The euro fell to its lowest level against the US dollar in more than four years this morning.

The drop in the single currency happened after Germany moved to clamp down on speculators.

The euro fell below €1.22 for the first time since April 2006. This morning it was trading at €1.2196, however this afternoon it rallied to $1.2365.

Meanwhile, the European Commission says it fully understands why Germany banned some short-selling of bonds, stocks and transactions in credit default swaps, but it would be more effective if co-ordinated across the European Union.

'We fully understand why the Germans have made their decision,' Commission spokesman for internal markets Chantal Hughes told a news briefing.

'We believe the action would be all the more effective if co-ordinated at the European level,' she said.

Asked if the euro was under speculative attack, she said: 'The Commission understands why, in certain cases, when there is a downward spiral, it can make sense indeed to temporarily suspend naked short-selling.

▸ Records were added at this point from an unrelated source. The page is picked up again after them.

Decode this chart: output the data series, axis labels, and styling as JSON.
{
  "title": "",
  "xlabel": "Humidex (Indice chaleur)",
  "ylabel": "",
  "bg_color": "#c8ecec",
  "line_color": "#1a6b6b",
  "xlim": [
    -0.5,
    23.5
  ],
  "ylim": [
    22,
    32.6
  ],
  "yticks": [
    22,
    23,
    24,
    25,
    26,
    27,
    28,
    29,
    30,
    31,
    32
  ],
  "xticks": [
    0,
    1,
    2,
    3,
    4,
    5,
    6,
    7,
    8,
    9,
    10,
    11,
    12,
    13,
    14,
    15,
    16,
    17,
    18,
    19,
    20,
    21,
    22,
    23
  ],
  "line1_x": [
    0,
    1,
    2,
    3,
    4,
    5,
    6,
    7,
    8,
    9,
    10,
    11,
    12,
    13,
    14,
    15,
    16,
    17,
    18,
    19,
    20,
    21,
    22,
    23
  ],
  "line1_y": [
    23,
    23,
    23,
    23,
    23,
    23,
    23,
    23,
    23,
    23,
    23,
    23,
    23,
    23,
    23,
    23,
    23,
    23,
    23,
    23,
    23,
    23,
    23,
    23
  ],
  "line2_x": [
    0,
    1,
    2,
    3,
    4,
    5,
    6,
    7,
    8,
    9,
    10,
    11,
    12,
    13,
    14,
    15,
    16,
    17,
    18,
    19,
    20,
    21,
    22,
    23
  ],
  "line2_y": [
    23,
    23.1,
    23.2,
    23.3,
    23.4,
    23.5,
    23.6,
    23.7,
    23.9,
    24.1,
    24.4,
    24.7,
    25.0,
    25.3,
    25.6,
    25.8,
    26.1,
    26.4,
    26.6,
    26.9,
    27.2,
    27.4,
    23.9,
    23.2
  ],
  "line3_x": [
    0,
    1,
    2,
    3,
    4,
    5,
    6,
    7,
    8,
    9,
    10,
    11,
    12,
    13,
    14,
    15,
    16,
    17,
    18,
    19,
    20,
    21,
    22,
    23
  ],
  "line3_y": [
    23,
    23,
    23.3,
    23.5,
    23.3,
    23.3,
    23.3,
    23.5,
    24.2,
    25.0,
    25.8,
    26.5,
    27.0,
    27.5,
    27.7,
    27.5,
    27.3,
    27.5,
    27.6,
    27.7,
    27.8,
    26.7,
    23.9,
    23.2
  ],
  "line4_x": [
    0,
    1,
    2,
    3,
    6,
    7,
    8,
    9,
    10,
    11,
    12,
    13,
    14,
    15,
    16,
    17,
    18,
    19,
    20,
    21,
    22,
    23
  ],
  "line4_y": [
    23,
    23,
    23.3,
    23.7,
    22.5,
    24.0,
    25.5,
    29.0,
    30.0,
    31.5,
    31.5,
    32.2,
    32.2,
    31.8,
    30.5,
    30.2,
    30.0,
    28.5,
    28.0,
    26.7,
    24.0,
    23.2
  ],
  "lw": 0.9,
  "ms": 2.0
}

'It's been done in the past, so we do understand the reasons behind the German decision,' she said.

What is naked short-selling?

Short-sellers borrow shares, sell them and then buy them back when the stock falls and return them to the lender, keeping the difference in price.

'Naked' short-selling is when sellers do not even borrow or own the shares that they are offering for sale, this pushes the price down.

Short-selling on Irish listed banks has been banned here since September 2008.

The ban on short-selling does not apply to other equities, Government debt or Credit Default Swaps.